On January 1st, 2015, I didn’t make a resolution. Thirty years of living taught me that the resolutions I made were too absolute. I told myself that I would be damned if I let another year go by without doing X,Y, or Z. Like many of you, I broke whatever promise I made by February. For me, February was the month of dead resolutions.
Last year was the end of that stress.
What changed? I was already stressed out by life. I was on my last semester of graduate school and was slowly losing my mind. There wasn’t enough room on my plate for lofty ambitions when I was too busy surviving. Normally, I would tell myself, “This is the year I will. . .”
- Stop smoking
- Lose weight
- Get more organized
- Save more money
Well guess what? Life happened. Luckily, I had to stop smoking the previous year because I got very sick. Otherwise, I’d still be making the same promise to myself. I got so ill from smoking that I had no other choice but to quit. When the doctor told me that my lungs looked decades older for someone my age, I just got scared. Life happened.
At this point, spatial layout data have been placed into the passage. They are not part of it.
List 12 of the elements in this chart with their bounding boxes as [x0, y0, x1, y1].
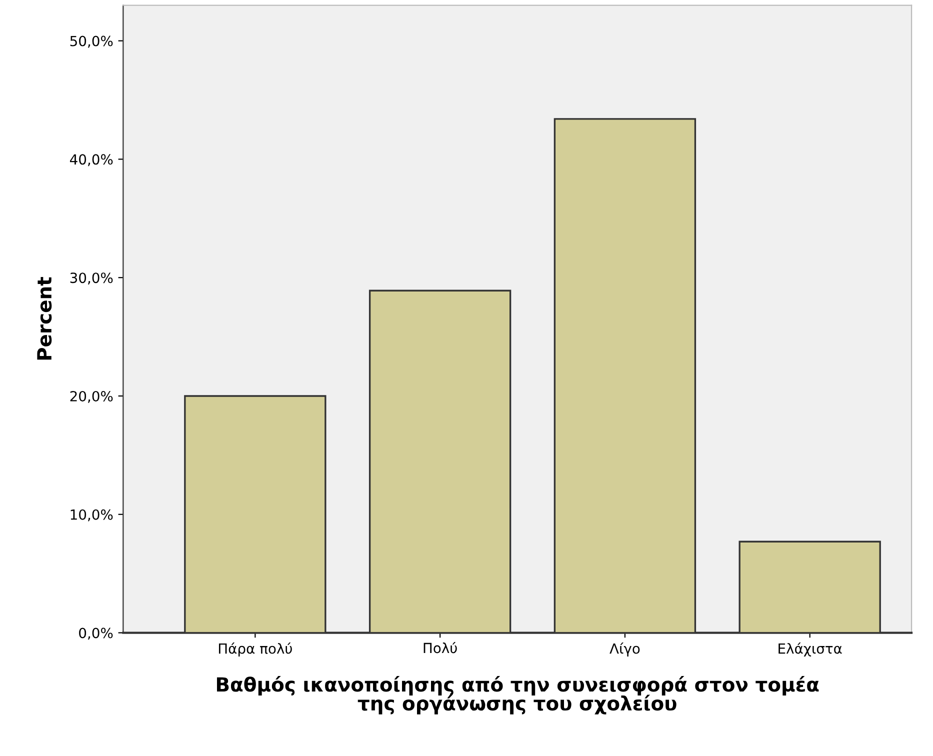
- x-tick-label: Ελάχιστα: [778, 642, 842, 656]
- x-tick-label: Πολύ: [424, 642, 457, 654]
- y-tick-label: 50,0%: [70, 36, 113, 48]
- x-tick-label: Λίγο: [610, 642, 640, 656]
- y-axis-title: Percent: [37, 277, 52, 360]
- x-axis-title: Βαθμός ικανοποίησης από την συνεισφορά στον τομέα της οργάνωσης του σχολείου: [216, 676, 819, 714]
- y-tick-label: 0,0%: [79, 628, 113, 640]
- y-tick-label: 40,0%: [70, 154, 113, 166]
- y-tick-label: 10,0%: [70, 509, 113, 522]
- x-tick-label: Πάρα πολύ: [218, 642, 292, 656]
- y-tick-label: 30,0%: [70, 272, 113, 284]
- y-tick-label: 20,0%: [70, 390, 113, 403]
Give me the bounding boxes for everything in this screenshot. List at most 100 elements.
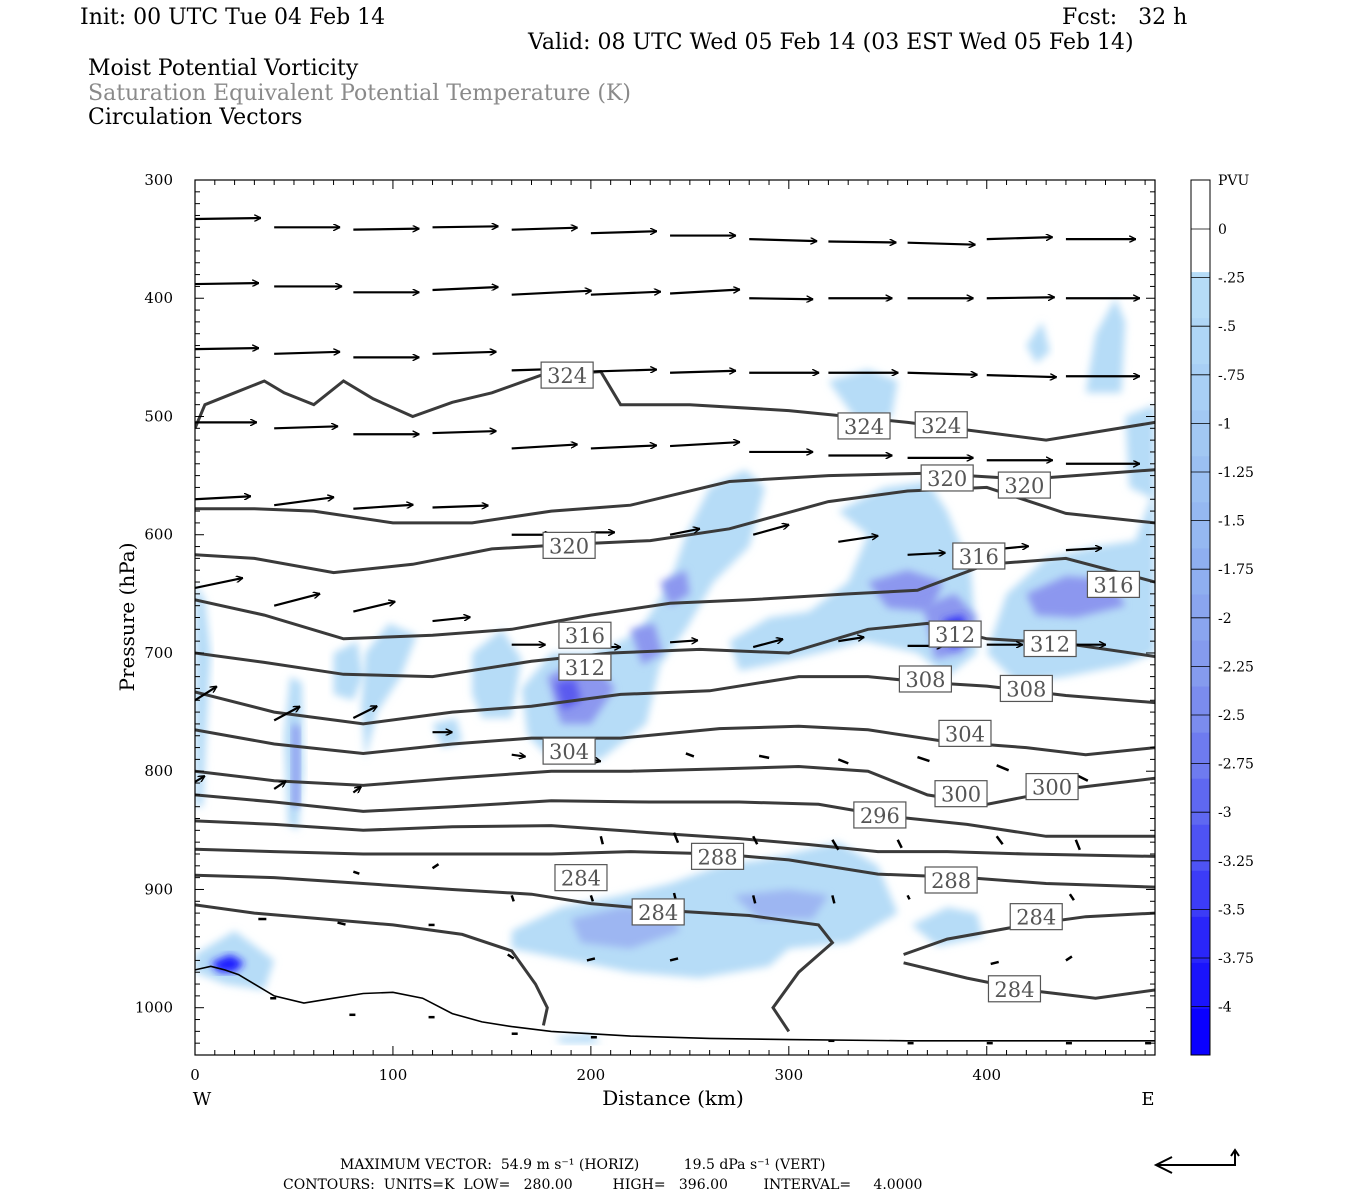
circulation-vector-small [672,832,680,844]
contour-label-text: 284 [994,978,1034,1002]
contour-label-text: 296 [860,804,900,828]
colorbar-swatch [1191,962,1210,1010]
contour-label-text: 320 [1004,474,1044,498]
colorbar-label: -3 [1218,805,1232,821]
contour-label-text: 312 [935,623,975,647]
y-axis-title: Pressure (hPa) [115,543,139,692]
contour-label-box [999,674,1053,703]
pv-shading [195,298,1155,1044]
colorbar-swatch [1191,318,1210,365]
theta-es-contour [195,903,549,1026]
contour-label: 320 [997,471,1051,499]
colorbar-label: -1.75 [1218,562,1254,578]
contour-label: 312 [928,620,982,648]
x-tick-label: 400 [972,1066,1001,1084]
circulation-vector [511,291,592,296]
colorbar-unit: PVU [1218,173,1250,189]
contour-label-text: 284 [1016,906,1056,930]
contour-label: 300 [1025,772,1079,801]
contour-label-text: 308 [905,668,945,692]
contour-label-text: 320 [927,467,967,491]
contour-label: 308 [898,665,952,693]
contour-label-box [898,665,952,693]
circulation-vector-small [1074,839,1081,851]
circulation-vector-small [586,957,596,962]
circulation-vector [590,292,661,296]
circulation-vector [752,525,789,536]
circulation-vector [432,226,499,227]
circulation-vector [195,774,205,783]
circulation-vector [752,639,783,649]
contour-label-text: 304 [945,722,985,746]
colorbar-swatch [1191,410,1210,457]
pv-region [1125,404,1155,500]
circulation-vector-small [837,758,849,765]
valid-time: Valid: 08 UTC Wed 05 Feb 14 (03 EST Wed … [528,30,1134,55]
circulation-vector-small [1068,893,1075,901]
colorbar-label: -.25 [1218,271,1245,287]
y-tick-label: 1000 [135,999,173,1017]
axis-ticks [194,179,1155,1056]
contour-label-box [1009,903,1063,931]
theta-es-contour [195,621,1155,679]
contour-label-box [997,471,1051,499]
circulation-vector [432,617,471,623]
contour-label: 312 [558,653,612,681]
circulation-vector [590,231,657,233]
circulation-vector-small [990,960,1000,966]
circulation-vector [432,506,489,508]
colorbar-swatch [1191,870,1210,918]
contour-label-text: 288 [698,845,738,869]
circulation-vector-small [1065,955,1073,962]
circulation-vector-small [751,895,757,904]
circulation-vector [907,553,946,555]
circulation-vector [432,287,499,292]
colorbar-label: -2 [1218,611,1232,627]
max-vector-note: MAXIMUM VECTOR: 54.9 m s⁻¹ (HORIZ) 19.5 … [340,1157,826,1173]
circulation-vector-small [599,835,604,845]
circulation-vector [986,297,1055,298]
colorbar-swatch [1191,272,1210,319]
contour-label-text: 316 [565,624,605,648]
x-tick-label: 300 [774,1066,803,1084]
contour-label-box [1023,629,1077,658]
contour-label: 316 [952,542,1006,570]
contour-label: 320 [542,531,596,559]
contour-label-box [987,975,1042,1003]
circulation-vector [1065,548,1102,550]
circulation-vector [986,237,1053,239]
y-tick-label: 300 [144,171,173,189]
contour-label-box [934,780,988,808]
contour-label: 304 [938,719,992,747]
colorbar-label: -.75 [1218,368,1245,384]
circulation-vector [353,602,395,613]
colorbar-label: -3.25 [1218,854,1254,870]
colorbar-swatch [1191,686,1210,734]
colorbar-label: -2.75 [1218,757,1254,773]
circulation-vector [353,229,419,230]
field-title-theta-es: Saturation Equivalent Potential Temperat… [88,81,631,106]
contour-label-box [853,801,907,829]
circulation-vector-small [589,894,595,902]
circulation-vector [273,780,286,790]
theta-es-contour [195,724,1155,757]
pv-region [828,369,898,423]
contour-label-box [1025,772,1079,801]
circulation-vector-small [917,755,930,763]
contour-label-box [690,842,745,870]
pv-region [630,623,663,665]
contour-label-text: 324 [921,414,961,438]
contour-label-text: 320 [549,534,589,558]
contour-label-box [837,412,891,440]
y-tick-label: 500 [144,407,173,425]
contour-label: 320 [920,464,974,492]
circulation-vector [749,298,813,299]
colorbar-swatch [1191,778,1210,826]
circulation-vectors [195,218,1152,1045]
x-tick-label: 0 [190,1066,200,1084]
field-title-mpv: Moist Potential Vorticity [88,56,359,81]
circulation-vector [907,373,978,375]
circulation-vector-small [996,764,1010,772]
contour-label-text: 312 [565,656,605,680]
circulation-vector [511,228,578,230]
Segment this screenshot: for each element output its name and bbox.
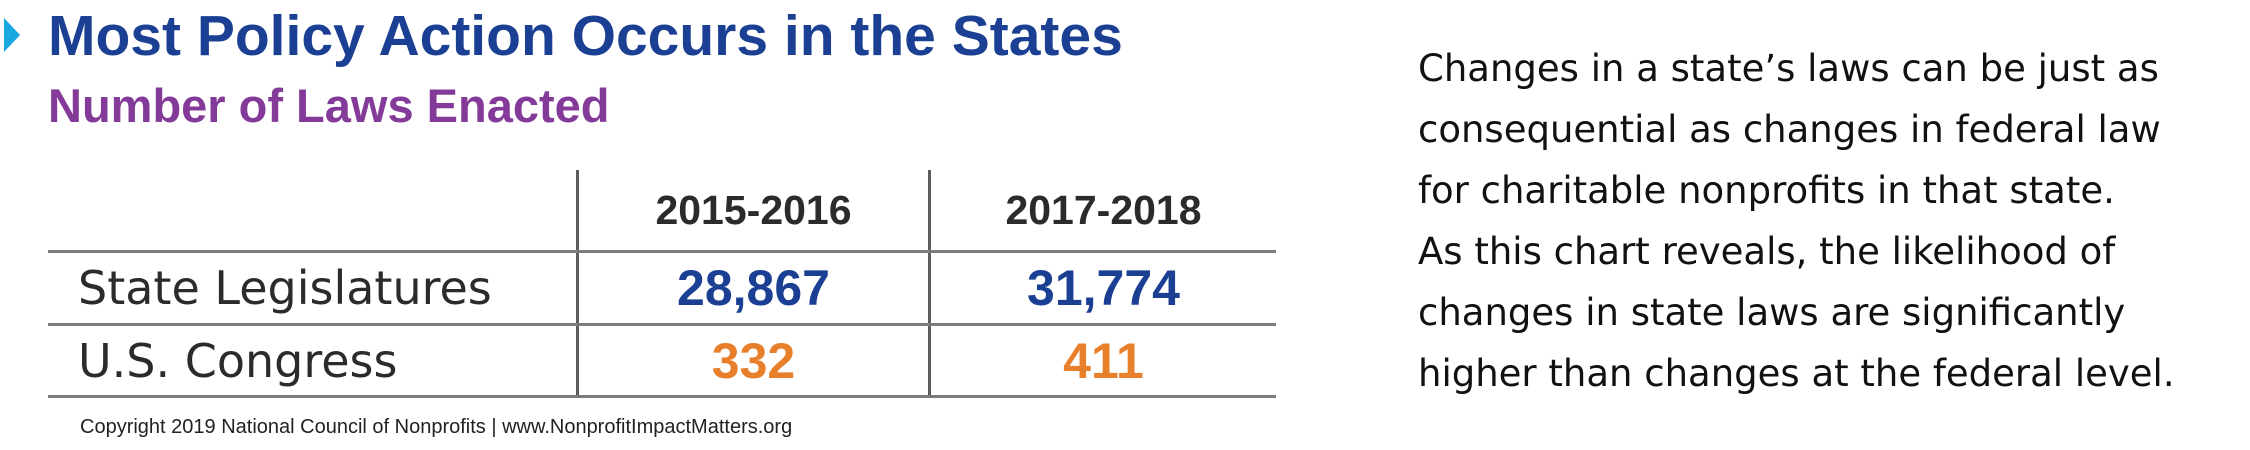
row-label-state-legislatures: State Legislatures — [78, 261, 492, 315]
cell-state-2017-2018: 31,774 — [1027, 260, 1180, 316]
cell-congress-2017-2018: 411 — [1063, 333, 1144, 389]
laws-table: 2015-2016 2017-2018 State Legislatures 2… — [48, 170, 1276, 398]
table-divider-horizontal — [48, 395, 1276, 398]
cell-congress-2015-2016: 332 — [711, 333, 796, 389]
description-line: higher than changes at the federal level… — [1418, 352, 2175, 395]
title-arrow-icon — [4, 18, 20, 52]
page-title: Most Policy Action Occurs in the States — [48, 4, 1123, 68]
column-header-2015-2016: 2015-2016 — [655, 187, 852, 233]
description-line: As this chart reveals, the likelihood of — [1418, 230, 2116, 273]
table-divider-horizontal — [48, 250, 1276, 253]
chart-subtitle: Number of Laws Enacted — [48, 79, 610, 132]
column-header-2017-2018: 2017-2018 — [1005, 187, 1202, 233]
table-divider-vertical — [928, 170, 931, 398]
copyright-notice: Copyright 2019 National Council of Nonpr… — [80, 416, 793, 438]
description-line: Changes in a state’s laws can be just as — [1418, 47, 2159, 90]
row-label-us-congress: U.S. Congress — [78, 334, 398, 388]
description-line: consequential as changes in federal law — [1418, 108, 2161, 151]
cell-state-2015-2016: 28,867 — [677, 260, 830, 316]
description-text: Changes in a state’s laws can be just as… — [1418, 38, 2238, 404]
description-line: changes in state laws are significantly — [1418, 291, 2126, 334]
description-line: for charitable nonprofits in that state. — [1418, 169, 2115, 212]
table-divider-vertical — [576, 170, 579, 398]
table-divider-horizontal — [48, 323, 1276, 326]
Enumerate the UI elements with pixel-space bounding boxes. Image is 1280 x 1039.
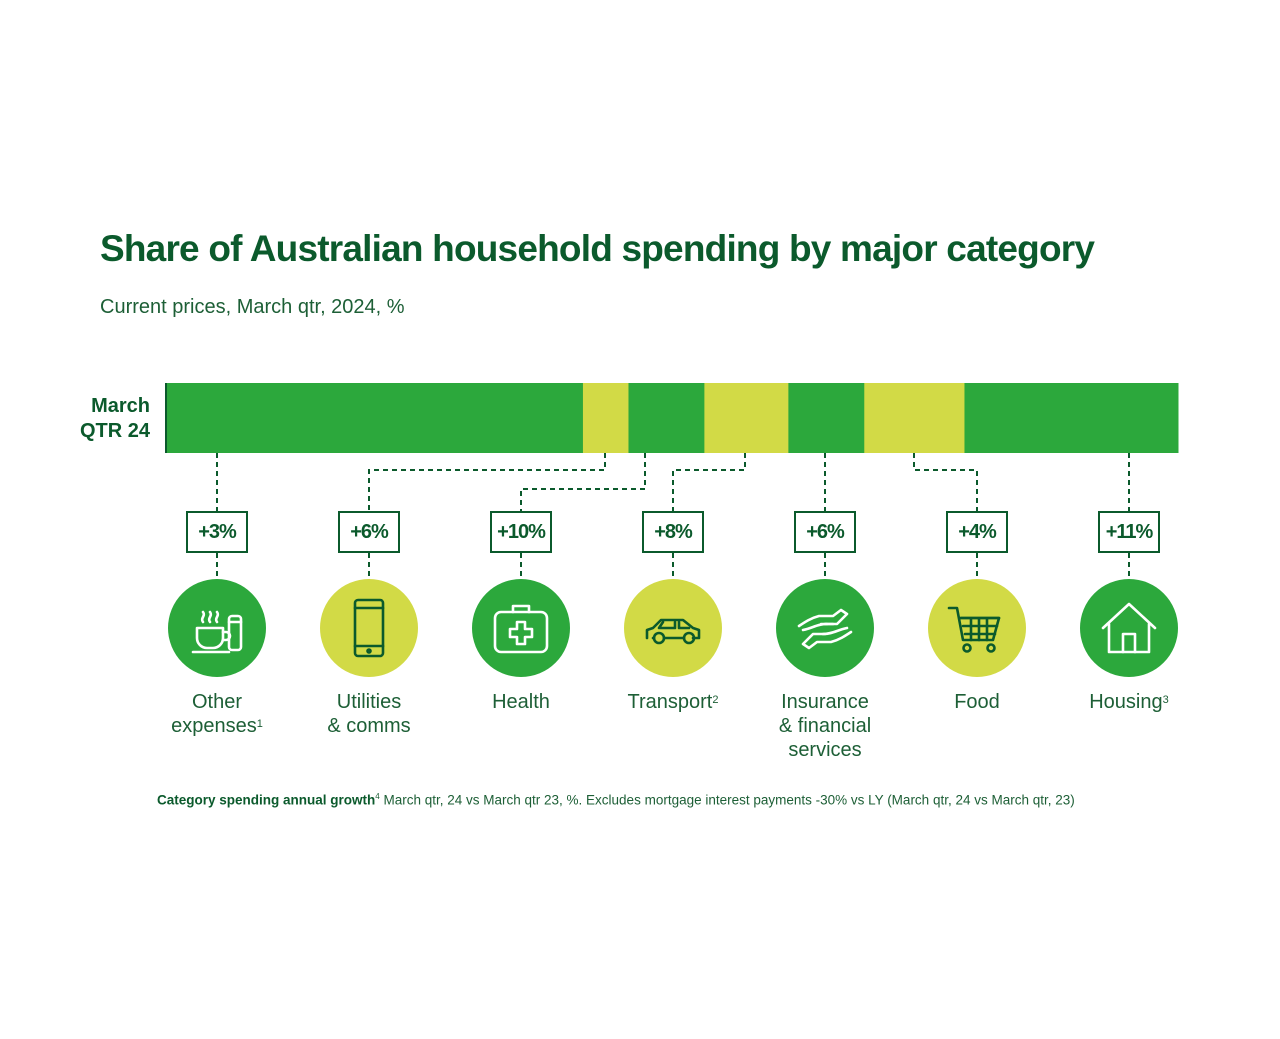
coffee-cup-icon [191, 610, 243, 654]
category-label-line: Housing3 [1089, 691, 1169, 713]
category-icon-circle [1080, 579, 1178, 677]
category-icon-circle [776, 579, 874, 677]
category-label-line: & financial [778, 715, 872, 737]
connector-line [913, 453, 978, 511]
category-label: Food [902, 690, 1052, 714]
bar-segment [864, 383, 965, 453]
category-label-line: Insurance [781, 691, 869, 713]
bar-segment [704, 383, 789, 453]
smartphone-icon [353, 598, 385, 658]
growth-label: +10% [490, 511, 552, 553]
bar-segment [788, 383, 865, 453]
row-label-line-2: QTR 24 [79, 420, 150, 442]
category-label-sup: 1 [256, 718, 263, 730]
row-label-line-1: March [91, 395, 150, 417]
footnote-sup: 4 [375, 792, 380, 801]
category-label: Transport2 [598, 690, 748, 714]
category-icon-circle [928, 579, 1026, 677]
house-icon [1101, 602, 1157, 654]
category-label-sup: 3 [1162, 694, 1169, 706]
bar-segment [628, 383, 705, 453]
row-label: March QTR 24 [58, 394, 150, 444]
connector-line [520, 453, 646, 511]
growth-label: +8% [642, 511, 704, 553]
category-icon-circle [472, 579, 570, 677]
growth-label: +6% [794, 511, 856, 553]
chart-title: Share of Australian household spending b… [100, 228, 1095, 269]
growth-label: +3% [186, 511, 248, 553]
category-label-sup: 2 [712, 694, 719, 706]
bar-segment [964, 383, 1179, 453]
category-label-line: Transport2 [627, 691, 719, 713]
connector-line [672, 453, 746, 511]
category-label-line: & comms [327, 715, 411, 737]
category-label-line: Other [191, 691, 243, 713]
shopping-cart-icon [947, 606, 1001, 653]
chart-subtitle: Current prices, March qtr, 2024, % [100, 296, 405, 318]
car-icon [645, 618, 701, 645]
category-icon-circle [624, 579, 722, 677]
category-label-line: services [788, 739, 862, 761]
category-label: Other expenses1 [142, 690, 292, 738]
hands-icon [797, 608, 853, 650]
category-label-line: expenses1 [171, 715, 263, 737]
footnote-text: March qtr, 24 vs March qtr 23, %. Exclud… [379, 792, 1075, 808]
footnote-bold: Category spending annual growth [157, 792, 376, 808]
growth-label: +6% [338, 511, 400, 553]
category-label: Housing3 [1054, 690, 1204, 714]
growth-label: +11% [1098, 511, 1160, 553]
category-icon-circle [320, 579, 418, 677]
category-label-line: Food [954, 691, 1000, 713]
category-label-line: Health [492, 691, 550, 713]
bar-segment [166, 383, 584, 453]
category-icon-circle [168, 579, 266, 677]
category-label: Insurance & financial services [750, 690, 900, 762]
bar-segment [582, 383, 629, 453]
growth-label: +4% [946, 511, 1008, 553]
category-label: Utilities & comms [294, 690, 444, 738]
footnote: Category spending annual growth4 March q… [157, 792, 1075, 808]
first-aid-kit-icon [493, 604, 549, 654]
category-label: Health [446, 690, 596, 714]
category-label-line: Utilities [336, 691, 402, 713]
connector-line [368, 453, 606, 511]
Things like losing weight, getting more organized, and saving money were solely dependent on what life had planned for me, not the other way around. This sounds nihilistic, I know. I’m making this sound like I’ve given away my free will to a depressing universe. That’s not entirely true. The point is: I didn’t make important decisions about my life on January 1st. I let go of a timeline and I made my decisions over the course of 365 days.
- I graduated with a Master’s degree
- I decided to start writing a novel
- I got two tattoos in an effort to try something new and exciting
- I was able to talk to an awesome author, Faith Adiele
- I got to talk about black feminist issues on a radio show
- I began my teaching career
- I consistently made YouTube videos for The Motley News
These are all things that I could have announced at the start of the year. Instead, they ended up being pleasant surprises along the way. Again, you have 365 days to make things happen. It doesn’t matter when you get started and it doesn’t matter if your promise dies in February. There’s always March. . .
We tend to make these resolutions so we can look back over the last year and feel proud about accomplishing something. Chances are, there were plenty of things you accomplished in 2015 that had nothing to do with your resolution. The capital “T” Truth is: There are some plans that you simple cannot make. Have you ever heard the saying, “If you want to make God laugh, make a plan?” Shit happens. We have to remain flexible; we have to stay on our toes. While you’re trying to save money, you don’t know when an emergency purchase will pop up. While you’re trying to organize your life with a million containers, you don’t know when an event will rock your perfectly maintained world. You have to do your best, sure, but nothing is set in stone.
This might not work for you. You still might be convinced that you have control and willpower. You do. To an extent. Just know that happy accidents happen along the way and you might have to make important decision based on those. That is where real resolutions are.